Nearly half of all the people who play video games are women, but you wouldn't know it by the video game industry's biggest conference.
Only five women presented on stage at the major press events at E3, the video game industry's huge conference, which took place in LA this week.
Sadly, that number won't be surprising to anyone familiar with sexism in the tech industry, and the particularly appalling way women are treated in the video game industry.
But here's the really shocking part. E3 actually featured more severed heads on stage than women: eight heads.
No kidding. Someone was actually counting. Danielle Riendeau over at Polygon kept a running tally of speaking women presenters after seeing a tweet by Vlambeer developer Rami Ismail:
Playstation continues the "more severed heads" than female speakers trend. #E3— Rami Ismail (@tha_rami) June 10, 2014
Microsoft, EA, Ubisoft, and Sony all had speaking women presenters.
Meanwhile, severed heads were featured from games, including "Assassin's Creed: Unity" and "Mortal Kombat."
In 2013, 59% of Americans played video games, according to the Entertainment Software Association. And of those people, 48% were female. So it's not that women aren't playing; it's that they're not being represented equally at the major press events. And that's a shame.
Riendeau points out that companies don't just randomly select who's going to present for them. The decision is strategic, and not having many women presenters, sends a message.
E3 is already a show that's dominated by white men, and keeping the focus on those men during the most public events reinforces the feedback loop that the show is for, should represent, and sell to, white men.
And it's not that there aren't any women executives for companies to choose from. Several high-ranking execs in the gaming industry are women. (Even though one of them, Julie Larson-Green, who heads the Xbox team, was harassed because she's a woman when she got the job.)
The message is loud and clear, not just at E3, but throughout the gaming world. For instance, Jenny Haniver, an avid "Call of Duty" player, chronicles her experiences being a female gamer on her website Not In The Kitchen Anymore. Since 2010, she has been posting recordings of how other gamers, usually men, act upon meeting a female gamer. As you can imagine, it's not good.
Nintendo has tried to address the problem by creating a YouTube channel, called the Nintendo Girls Club, that's aimed specifically toward young girls who like playing video games. Unfortunately, the channel is terribly sexist, and ends up perpetuating the stereotypes not ending them.
In an interview with Re/code, Aisha Tyler, a longtime gamer who was one of the five women presenting at E3, says she thinks that sexism in the industry is easing up.
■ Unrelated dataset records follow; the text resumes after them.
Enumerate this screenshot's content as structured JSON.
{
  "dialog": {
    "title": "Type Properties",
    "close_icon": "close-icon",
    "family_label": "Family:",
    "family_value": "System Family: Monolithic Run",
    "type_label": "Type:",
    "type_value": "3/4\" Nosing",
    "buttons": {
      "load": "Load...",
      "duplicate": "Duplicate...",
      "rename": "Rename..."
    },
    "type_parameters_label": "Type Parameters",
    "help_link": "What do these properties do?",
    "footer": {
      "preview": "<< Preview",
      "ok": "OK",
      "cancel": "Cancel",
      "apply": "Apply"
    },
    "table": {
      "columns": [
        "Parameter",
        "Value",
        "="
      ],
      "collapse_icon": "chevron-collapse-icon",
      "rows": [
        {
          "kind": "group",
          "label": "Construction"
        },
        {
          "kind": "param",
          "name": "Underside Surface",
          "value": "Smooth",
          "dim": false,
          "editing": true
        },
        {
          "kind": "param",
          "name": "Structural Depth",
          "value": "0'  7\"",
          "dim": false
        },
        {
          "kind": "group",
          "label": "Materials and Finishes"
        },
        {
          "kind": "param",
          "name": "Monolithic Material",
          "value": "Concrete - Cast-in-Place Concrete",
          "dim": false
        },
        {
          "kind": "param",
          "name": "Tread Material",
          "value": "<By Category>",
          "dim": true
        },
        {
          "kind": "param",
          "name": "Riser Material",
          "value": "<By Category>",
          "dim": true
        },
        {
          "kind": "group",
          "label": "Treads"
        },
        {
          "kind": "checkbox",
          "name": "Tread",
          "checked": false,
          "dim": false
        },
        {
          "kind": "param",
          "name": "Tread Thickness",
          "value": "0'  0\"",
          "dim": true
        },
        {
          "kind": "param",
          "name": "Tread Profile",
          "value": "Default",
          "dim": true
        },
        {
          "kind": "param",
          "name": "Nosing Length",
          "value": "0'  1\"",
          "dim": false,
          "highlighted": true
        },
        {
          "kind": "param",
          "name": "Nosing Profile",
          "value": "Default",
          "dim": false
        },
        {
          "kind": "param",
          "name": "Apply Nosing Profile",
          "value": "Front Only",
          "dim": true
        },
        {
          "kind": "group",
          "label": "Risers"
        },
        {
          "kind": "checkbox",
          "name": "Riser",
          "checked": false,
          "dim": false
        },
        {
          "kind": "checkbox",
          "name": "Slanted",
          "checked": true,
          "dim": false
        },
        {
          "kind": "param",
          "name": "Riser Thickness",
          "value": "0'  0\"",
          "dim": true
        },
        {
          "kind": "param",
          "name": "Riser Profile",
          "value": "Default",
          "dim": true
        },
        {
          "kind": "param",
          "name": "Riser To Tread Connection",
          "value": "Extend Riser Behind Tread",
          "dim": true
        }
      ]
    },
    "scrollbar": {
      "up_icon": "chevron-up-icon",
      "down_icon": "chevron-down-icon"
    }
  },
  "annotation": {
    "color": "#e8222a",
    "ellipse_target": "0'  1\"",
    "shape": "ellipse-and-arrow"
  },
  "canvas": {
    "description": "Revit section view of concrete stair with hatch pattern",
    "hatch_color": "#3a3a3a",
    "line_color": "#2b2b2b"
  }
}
The more people who come forward and talk about how much they love gaming, how much they talk about individuality and diversity, the more gamers of color that come out, and gay gamers that come out and everybody talking about what they love — that’s what the community has in common, a love of gaming.
Tyler not only presented for Ubisoft, but she's also a character in the game "Watch Dogs." She says that there is a shift in what kind of characters we see in video games. And that will lead to a shift in the mentality of the industry as a whole.
"I think we’re starting to see an evolution in characters, for sure. They’re starting to look more like the real world," she says.
Here's hoping that she's right and that next year at E3, women will be at least as welcome as dismembered body parts. As Riendeau points out:
It wouldn't hurt the publishers to pay more mind to diversity when choosing people to speak at press events. And it would certainly help make E3 a slightly more welcoming place for the rest of the 75 percent or so of people [besides white men] that make up the population.